Gandini Juggling and Alexander Whitley's Spring Credit: Simon Carter
Gandini Juggling and Alexander Whitley's Spring Credit: Tom Bowles
Gandini Juggling and Alexander Whitley's Spring Credit: Simon Carter
Gandini Juggling and Alexander Whitley's Spring Credit: Tom Bowles
Gandini Juggling and Alexander Whitley's Spring Credit: Martin McLaughlin

Hard to see where juggling begins and dancing ends in Spring, Gandini Juggling’s new show focusing on colours, patterns, geometry, rhythm, timing and flow. Dancers juggle, jugglers dance. Beats syncopated; bodies Calder mobiles and stabiles, hands jive; arms semaphore and sign; legs flick parabolas. An abstract work of art, Spring decorates the stage with kinetic images: it is hard to know where to look.

And the listening is great, too: an uninterrupted hour of original music from Gabriel Prokofiev, vying with synaesthetic colour washes of light from Guy Hoare, provoking the clever sleight of juggling hands. The performers count the beat—not only for their own concentration but for our benefit, too.

White hoops turn to blue, red, yellow, green and back again with eye-dazzling speed. How the hoops and clubs roll and fly, how time flies—it is more than a quarter century since Gandini Juggling, founded by magic and maths obsessed Sean Gandini and rhythmic gymnast Kati Ylä-Hokkala, came into being and cross-pollinated with contemporary dance, working initially, in the nineties, with the lovely late Gill Clarke.

Who haven’t they worked with since? (With bharatanatyam dancer Seeta Patel in Sigma for one.) This latest collaboration is with choreographer Alexander Whitley, but it is Prokofiev’s original music that is the prime mover for me. A slowly rising black backcloth reveals the Camerata Alma Viva, five musicians on violins, viola, cello and double bass, augmented by electronica and bookended by two dynamic drummers.

Framed and silhouetted in action and repose, they are all the setting one needs: a son et lumière with darting figures in grey in front of them in various permutations trying to grab our attention with their dextrous feats coupled with disquisitions on the colour spectrum. The talking interludes I could do without.

Flat on their backs, the jugglers / dancers can still keep those balls in the air. Simply walking, they create intricate patterns on the stage—like a child’s game. Shadows arc and grow, images multiply, refracted in the light. There are friezes and freeze frames.

Gandini is about bodies, performance art, not just circus juggling, though that is in the mix, and the joys of interaction, throwing, catching, co-operation, teamwork. If an object is dropped, the butterfingers is forgiven. Whitley integrates that into his choreography—the fumbler steps forward and a hand is placed in absolution on their head.

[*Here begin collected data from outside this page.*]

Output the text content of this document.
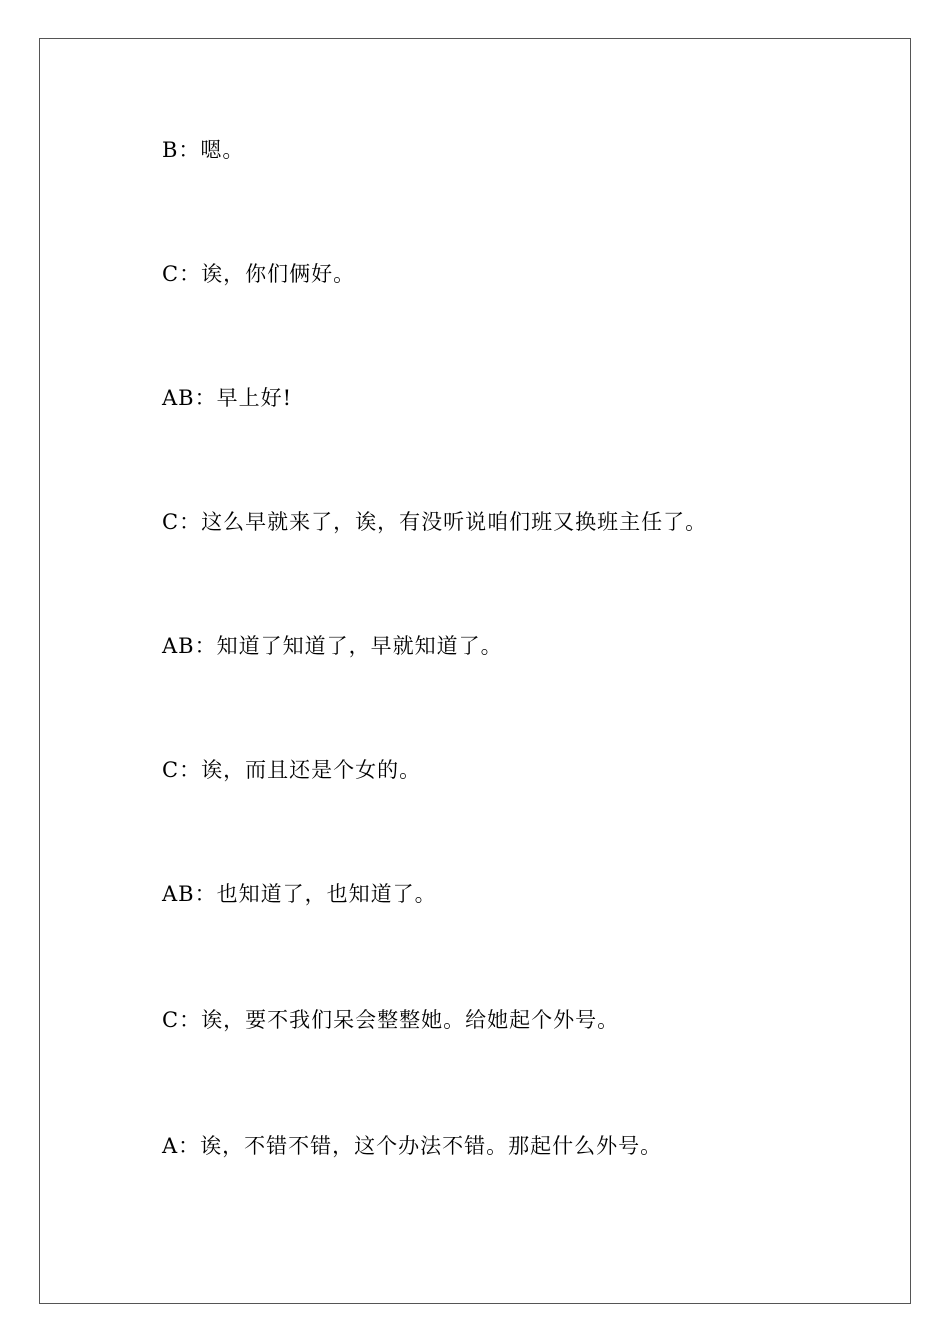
B：嗯。
C：诶，你们俩好。
AB：早上好!
C：这么早就来了，诶，有没听说咱们班又换班主任了。
AB：知道了知道了，早就知道了。
C：诶，而且还是个女的。
AB：也知道了，也知道了。
C：诶，要不我们呆会整整她。给她起个外号。
A：诶，不错不错，这个办法不错。那起什么外号。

Charming, warm, human, a sophisticated multi-layered show yet with a pure simplicity at its heart.

And the audience is with it all the way. When Gandini steps forward at curtain call and asks us to pretend we are juggling, very few do not comply: that is togetherness. Hard to believe it is their Sadler’s Wells debut.

The list of Gandini’s works is long and yet he is still finding fresh fields to explore. I admired his 4x4: Ephemeral Architectures in 2015 and the Pina Bausch inspired Smashed two years ago. But I don't know them all, so I am grateful for Thomas J M Wilson’s doorstop of a book on Gandini Juggling 1991-2015 entitled Juggling Trajectories. More than an aide-memoire, it is four hundred plus pages of history, analysis and passion, and a visual treat.

Bring your inner child, bring your children (age guidance 7+), come and enjoy an hour of meditation and mindfulness. Numbers and shapes, addition and subtraction... And the real juggling—clubs roll across the shoulder, get caught between the knees—gets a big cheer, but I think Gandini is after something more than that, constantly shifting the boundaries of his particular art form.